Ele não se atraiu por nada no mercado e na feira. Mas parou de andar quando viu uma espada de duas lâminas, bem feita, com uma delas sendo retrátil, uma bainha estilosa e a lâmina feita com a pedra d'água. Ele recusou quando eu perguntei se queria e voltou a andar.

- Então você gosta de espadas. - Disse tentando puxar assunto. - Elas são legais. Aprendeu a usar com seu tio, o Zoro?

Ele não respondeu.

- Sabia que ele teve "aulas" com o corsário Mihawk?

Silêncio.

- A sua mãe também sabe usar espadas.

Ele parou de andar. Ele era um menino grande, crescido. Tinha olhos que não demonstravam o mínimo de interesse no que eu dizia.

- Eu sei que você não gosta de mim, Aodh. Você tem motivos para isso. - Disse em um suspiro. - Mas eu gosto de você. Você é meu filho.

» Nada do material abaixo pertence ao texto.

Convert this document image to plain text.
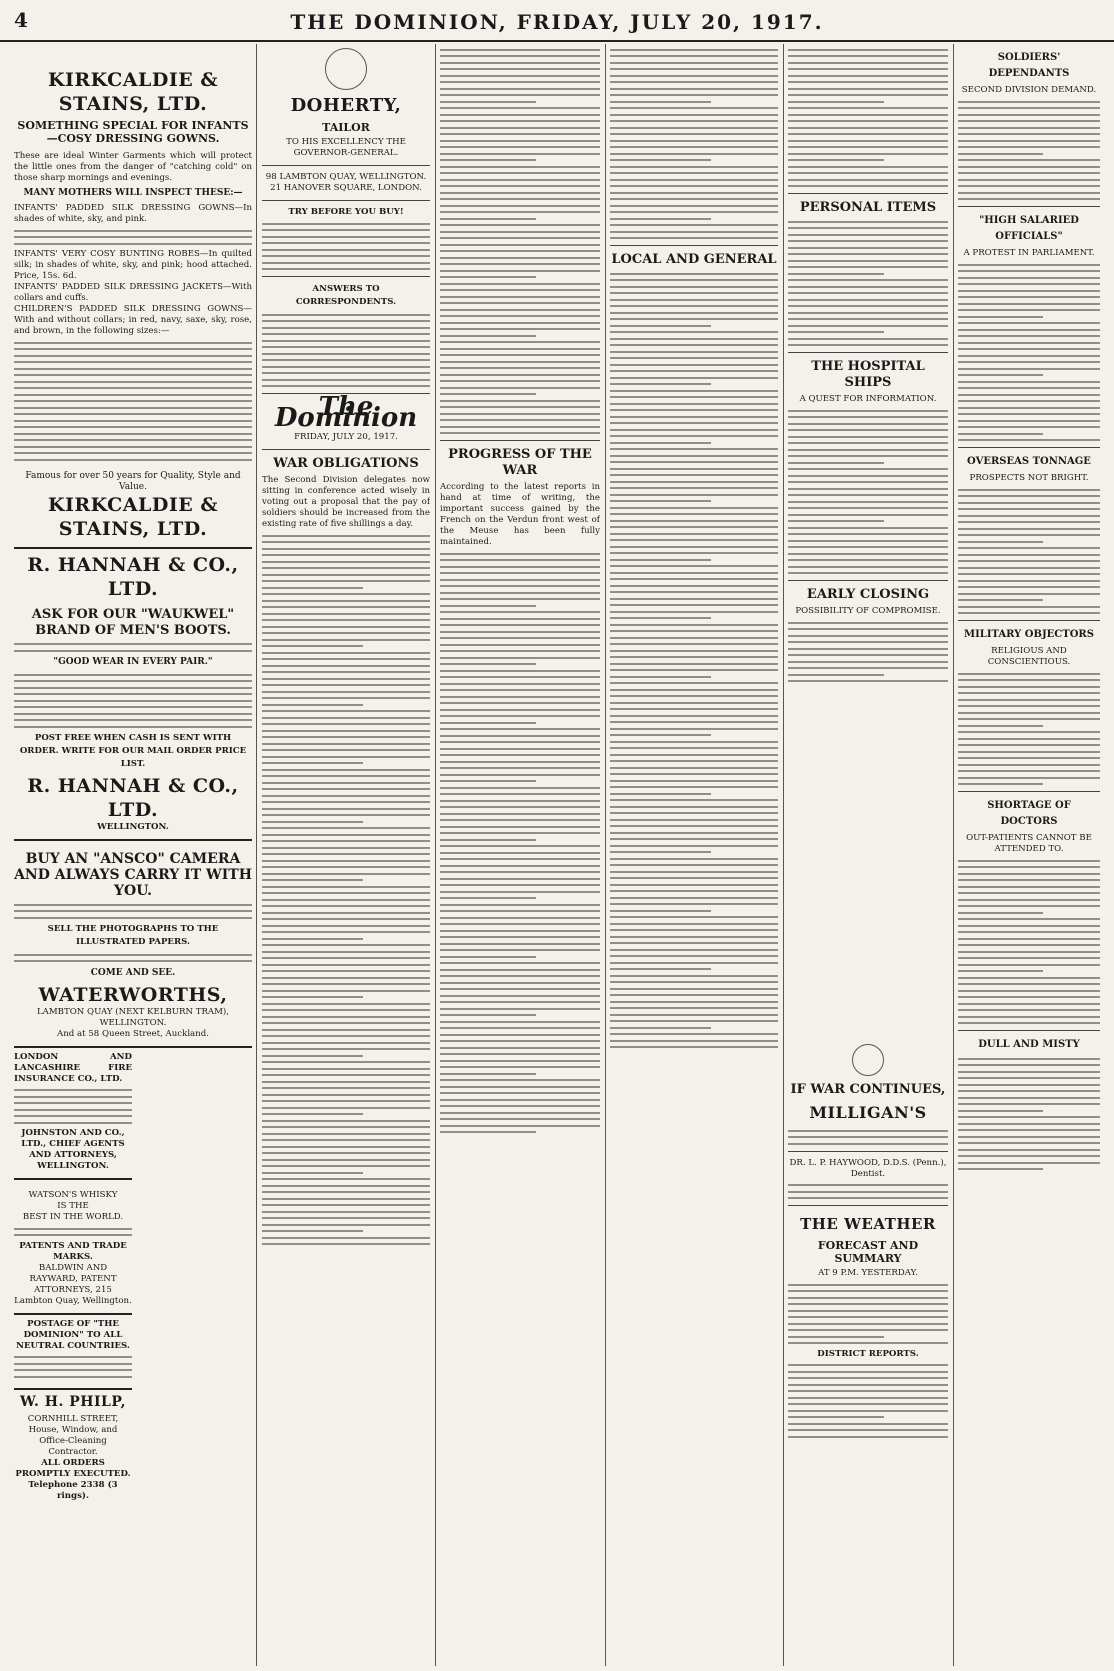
4	THE DOMINION, FRIDAY, JULY 20, 1917.
KIRKCALDIE & STAINS, LTD.
SOMETHING SPECIAL FOR INFANTS—COSY DRESSING GOWNS.
These are ideal Winter Garments which will protect the little ones from the danger of "catching cold" on those sharp mornings and evenings.
MANY MOTHERS WILL INSPECT THESE:—
INFANTS' PADDED SILK DRESSING GOWNS—In shades of white, sky, and pink.
INFANTS' VERY COSY BUNTING ROBES—In quilted silk; in shades of white, sky, and pink; hood attached. Price, 15s. 6d.
INFANTS' PADDED SILK DRESSING JACKETS—With collars and cuffs.
CHILDREN'S PADDED SILK DRESSING GOWNS—With and without collars; in red, navy, saxe, sky, rose, and brown, in the following sizes:—
Famous for over 50 years for Quality, Style and Value.
KIRKCALDIE & STAINS, LTD.
R. HANNAH & CO., LTD.
ASK FOR OUR "WAUKWEL" BRAND OF MEN'S BOOTS.
"GOOD WEAR IN EVERY PAIR."
POST FREE WHEN CASH IS SENT WITH ORDER. WRITE FOR OUR MAIL ORDER PRICE LIST.
R. HANNAH & CO., LTD.
WELLINGTON.
BUY AN "ANSCO" CAMERA AND ALWAYS CARRY IT WITH YOU.
SELL THE PHOTOGRAPHS TO THE ILLUSTRATED PAPERS.
COME AND SEE.
WATERWORTHS,
LAMBTON QUAY (NEXT KELBURN TRAM), WELLINGTON.
And at 58 Queen Street, Auckland.
LONDON AND LANCASHIRE FIRE INSURANCE CO., LTD.
JOHNSTON AND CO., LTD., CHIEF AGENTS AND ATTORNEYS, WELLINGTON.
WATSON'S WHISKY
IS THE
BEST IN THE WORLD.
PATENTS AND TRADE MARKS.
BALDWIN AND RAYWARD, PATENT ATTORNEYS, 215 Lambton Quay, Wellington.
POSTAGE OF "THE DOMINION" TO ALL NEUTRAL COUNTRIES.
W. H. PHILP,
CORNHILL STREET, House, Window, and Office-Cleaning Contractor.
ALL ORDERS PROMPTLY EXECUTED. Telephone 2338 (3 rings).
DOHERTY,
TAILOR
TO HIS EXCELLENCY THE GOVERNOR-GENERAL.
98 LAMBTON QUAY, WELLINGTON.
21 HANOVER SQUARE, LONDON.
TRY BEFORE YOU BUY!
ANSWERS TO CORRESPONDENTS.
The Dominion
FRIDAY, JULY 20, 1917.
WAR OBLIGATIONS
The Second Division delegates now sitting in conference acted wisely in voting out a proposal that the pay of soldiers should be increased from the existing rate of five shillings a day.
PROGRESS OF THE WAR
According to the latest reports in hand at time of writing, the important success gained by the French on the Verdun front west of the Meuse has been fully maintained.
LOCAL AND GENERAL
PERSONAL ITEMS
THE HOSPITAL SHIPS
A QUEST FOR INFORMATION.
EARLY CLOSING
POSSIBILITY OF COMPROMISE.
SOLDIERS' DEPENDANTS
SECOND DIVISION DEMAND.
"HIGH SALARIED OFFICIALS"
A PROTEST IN PARLIAMENT.
OVERSEAS TONNAGE
PROSPECTS NOT BRIGHT.
MILITARY OBJECTORS
RELIGIOUS AND CONSCIENTIOUS.
SHORTAGE OF DOCTORS
OUT-PATIENTS CANNOT BE ATTENDED TO.
DULL AND MISTY
IF WAR CONTINUES,
MILLIGAN'S
DR. L. P. HAYWOOD, D.D.S. (Penn.), Dentist.
THE WEATHER
FORECAST AND SUMMARY
AT 9 P.M. YESTERDAY.
DISTRICT REPORTS.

Não me respondeu e voltou a andar. Aquele silêncio continuou até chegarmos em casa, quando ele sorriu para a mãe e a abraçou.

Meu peito voltou a doer.

Disse que não estava com fome e voltei para a cidade. Pensei que ele fosse gostar de presentes, então comprei a espada, doces e tudo o que uma criança da idade dele poderia gostar. Voltei para casa e entrei pela janela do quarto dele, deixei os presentes na cama com um bilhete dizendo "por todos os aniversários que eu não estive".

Talvez ele realmente não quisesse um pai como eu. Talvez eu não fosse ser nunca um bom pai para ele. Talvez ele nunca me olharia com os mesmos olhos que olha para a mãe.

Mas eu não sou um homem de desistir.